Der Lehrende kann die Abstimmung auf seinem Gerät live verfolgen und sieht, wann alle Stimmen eingegangen sind. Außerdem lässt sich erkennen, wie viele die Aufgabe im ersten Durchgang richtig beantworten konnten. Liegt deren Anteil zwischen 30% und 70%, funktioniert Peer Instruction am besten. Kennen zu wenige Studierende die Lösung des Problems, entwickelt sich keine fruchtbare Diskussion, die richtige Antwort setzt sich nicht durch. Das Thema wird dann gemeinsam besprochen oder in der Vorlesung vertieft. Wissen mehr als 70% die richtige Antwort, war die Frage keine Herausforderung. Eine kurze Diskussion von wenigen Minuten genügt dann, bis es alle verstanden haben.

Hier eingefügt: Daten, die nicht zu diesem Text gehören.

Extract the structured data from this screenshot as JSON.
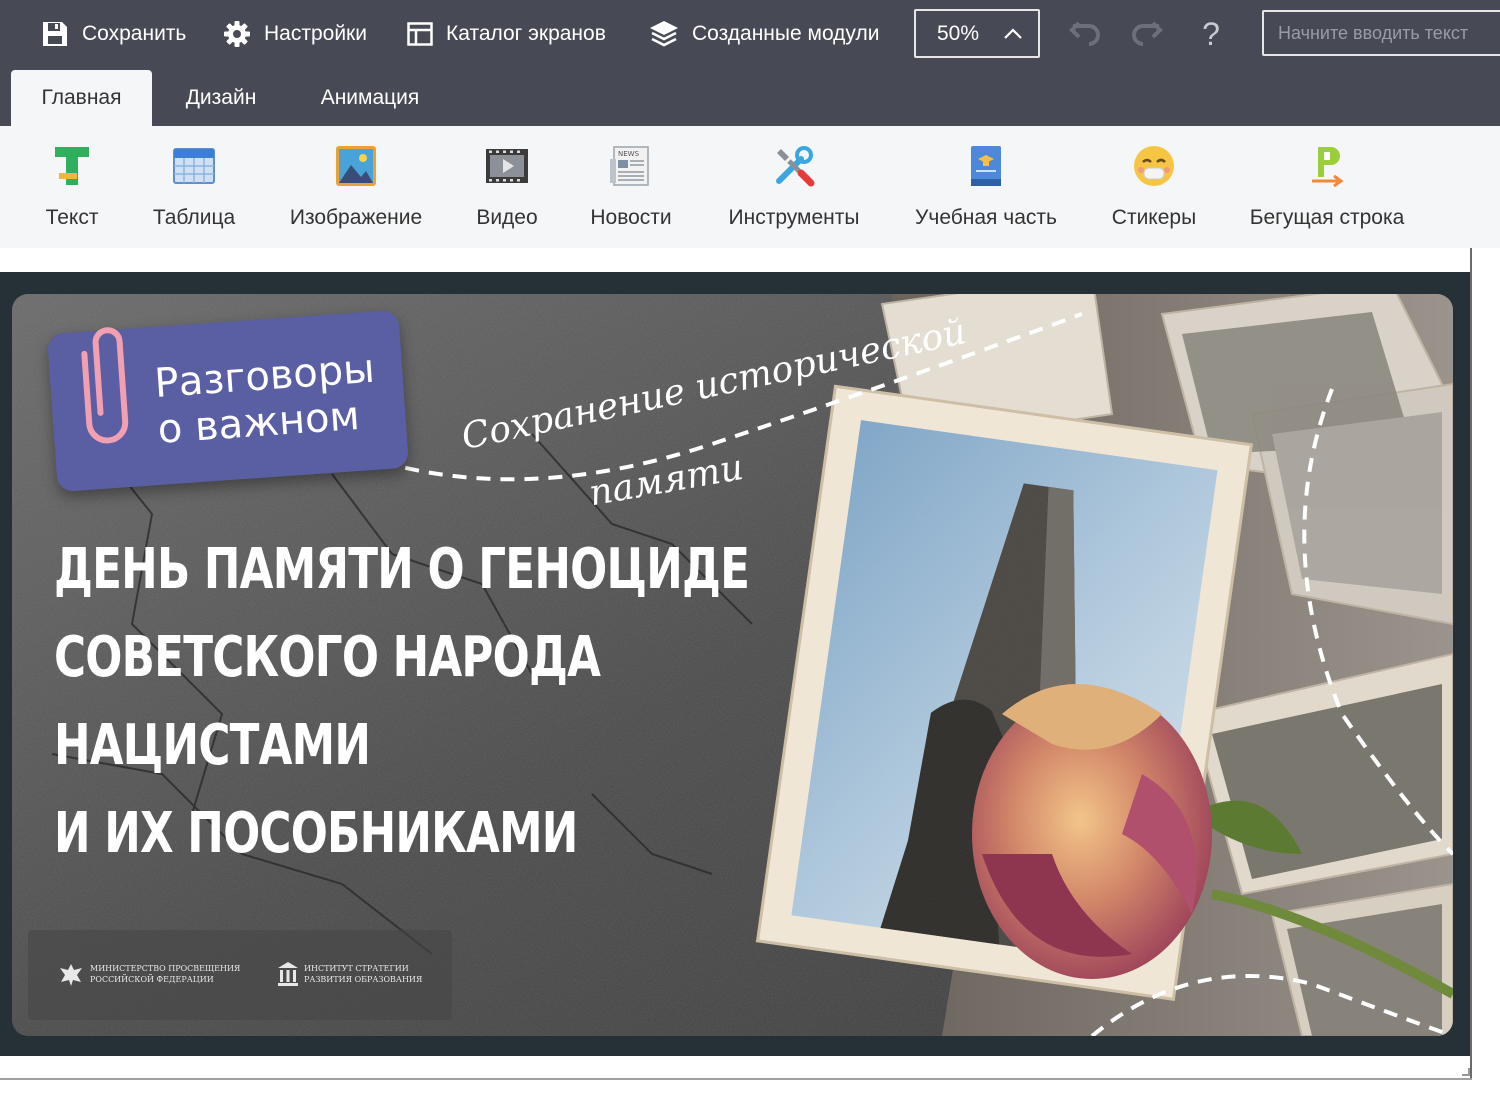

Auf die Aufgabenstellung kommt es an

Daran zeigt sich die Bedeutung von Auswahl und Formulierung der Aufgabenstellung. Sie muss klar verständlich sein und eine eindeutige Lösung haben. Sie muss herausfordern, darf aber nicht überfordern. Die ideale Aufgabe regt zum Nachdenken und Grübeln an. Sie fragt zwar neue Inhalte der Vorlesung ab, provoziert aber zur Lösung die Anwendung des Grundlagenwissens. So wird der neue Inhalt mit bekanntem Wissen verflochten und dauerhaft gelernt. Schließlich löst eine gute Aufgabe eine lebhafte Diskussion und somit die eigentliche Peer Instruction aus.

 

Und was halten die Studierenden davon?

Wir sehen eine konstant hohe Anwesenheit in der Lehrveranstaltung und erhalten durchwegs positive Rückmeldung über die Lehrveranstaltungsevaluation. Aber wirklich zufrieden sind wir, wenn es laut wird im Hörsaal. Wenn die Studierenden lebhaft diskutieren und debattieren. Wenn sie grübeln, argumentieren, überzeugen oder überzeugt werden. Wenn wir den Aha-Effekt sehen. Dann wissen wir, dass zehn Minuten Peer Instruction wertvoller sind als eine Stunde Vorrechnen.

 

 

Noch ein Tipp passend zum Thema:
Ein Live-Abstimmsystem kann nicht nur hilfreich bei der Peer Instruction sein – wie im Erfahrungsbericht von Herrn Hielscher beschrieben. Es kann auch auch generell gut genutzt werden, um Präsenzlehrveranstaltungen (insbesondere Vorlesungen) interaktiver zu gestalten und Studierende zum Mitdenken und „Dranbleiben“ anzuregen. Mit Wissens- und Verständnisfragen beispielsweise zu Beginn der Lehrveranstaltung kann Vorwissen aktiviert werden, um im weiteren Verlauf daran anzuknüpfen. Stellt man den Studierenden per Live-Abstimmung Fragen zum Ende der Lehrveranstaltung oder am Ende einer Inhaltseinheit können diese gut für sich selbst überprüfen, was sie verstanden und „mitgenommen“ haben oder eben auch nicht.